Capture fisheries
Big idea: Capture fisheries involve catching wild fish from oceans and freshwater. They have fed humanity for millennia, but many stocks are now overfished and at risk of collapse.
The overfishing problem
- ~35% of global fish stocks are overfished (FAO)
- Modern technology makes fishing too efficient (sonar, GPS, huge nets)

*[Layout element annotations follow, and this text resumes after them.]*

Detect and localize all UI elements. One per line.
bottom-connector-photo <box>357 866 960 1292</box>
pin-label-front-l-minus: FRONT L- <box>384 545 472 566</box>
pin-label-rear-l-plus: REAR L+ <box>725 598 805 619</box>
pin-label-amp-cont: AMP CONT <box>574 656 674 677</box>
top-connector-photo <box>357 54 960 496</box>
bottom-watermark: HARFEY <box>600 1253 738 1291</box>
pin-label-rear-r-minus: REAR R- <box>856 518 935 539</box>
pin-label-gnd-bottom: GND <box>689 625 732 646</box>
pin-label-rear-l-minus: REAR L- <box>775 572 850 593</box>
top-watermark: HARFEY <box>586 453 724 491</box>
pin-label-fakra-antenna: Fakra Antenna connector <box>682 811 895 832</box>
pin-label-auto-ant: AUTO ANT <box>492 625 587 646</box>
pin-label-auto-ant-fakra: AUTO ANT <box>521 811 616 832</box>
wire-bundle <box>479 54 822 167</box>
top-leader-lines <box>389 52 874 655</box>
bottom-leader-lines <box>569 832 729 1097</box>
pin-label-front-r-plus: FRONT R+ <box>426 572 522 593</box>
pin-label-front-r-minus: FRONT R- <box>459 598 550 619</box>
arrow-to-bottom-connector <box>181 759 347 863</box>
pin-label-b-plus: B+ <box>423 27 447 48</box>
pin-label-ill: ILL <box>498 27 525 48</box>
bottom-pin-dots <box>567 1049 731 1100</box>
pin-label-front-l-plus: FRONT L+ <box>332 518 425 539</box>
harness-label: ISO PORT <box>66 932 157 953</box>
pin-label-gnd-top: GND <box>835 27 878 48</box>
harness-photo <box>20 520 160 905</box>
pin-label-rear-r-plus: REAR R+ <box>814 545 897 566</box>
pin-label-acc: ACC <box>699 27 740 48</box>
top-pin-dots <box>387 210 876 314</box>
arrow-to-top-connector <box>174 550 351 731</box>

- Bycatch kills millions of non-target species
- Bottom trawling destroys seafloor habitats
- Illegal, unreported, and unregulated (IUU) fishing evades quotas
Impacts of overfishing
- Stock collapse — populations fall below recovery point
- Ecosystem disruption — removes key species from food webs
- Economic loss — fishing communities lose livelihoods
- Food insecurity — 3 billion people depend on fish for protein
- Trophic cascades — removing predators affects entire ecosystem
In extended answers about sustainable aquatic food production, link renewable natural capital to management. Include several distinct strategies (MSY, quotas, protected areas, closed seasons, gear restrictions, reducing bycatch) and briefly explain how each protects fish stocks and ecosystems.
IB-style question — managing a wild fishery sustainably [4]
A coastal community's wild sardine stock is shrinking from overfishing.
Identify four strategies that could be used to manage this fishery more sustainably. [4]
How to answer it, step by step
- Limit how much is taken
• Set catch quotas at or below the maximum sustainable yield
• Use seasonal bans so fish can breed undisturbed - Protect young fish and habitats
• Set a minimum mesh size so immature fish escape the net
• Create a marine protected area (no-fishing zone) for stocks to recover
Final answer
Give four distinct strategies (one mark each) — don't list four versions of the same idea; mix supply limits with habitat/age protection.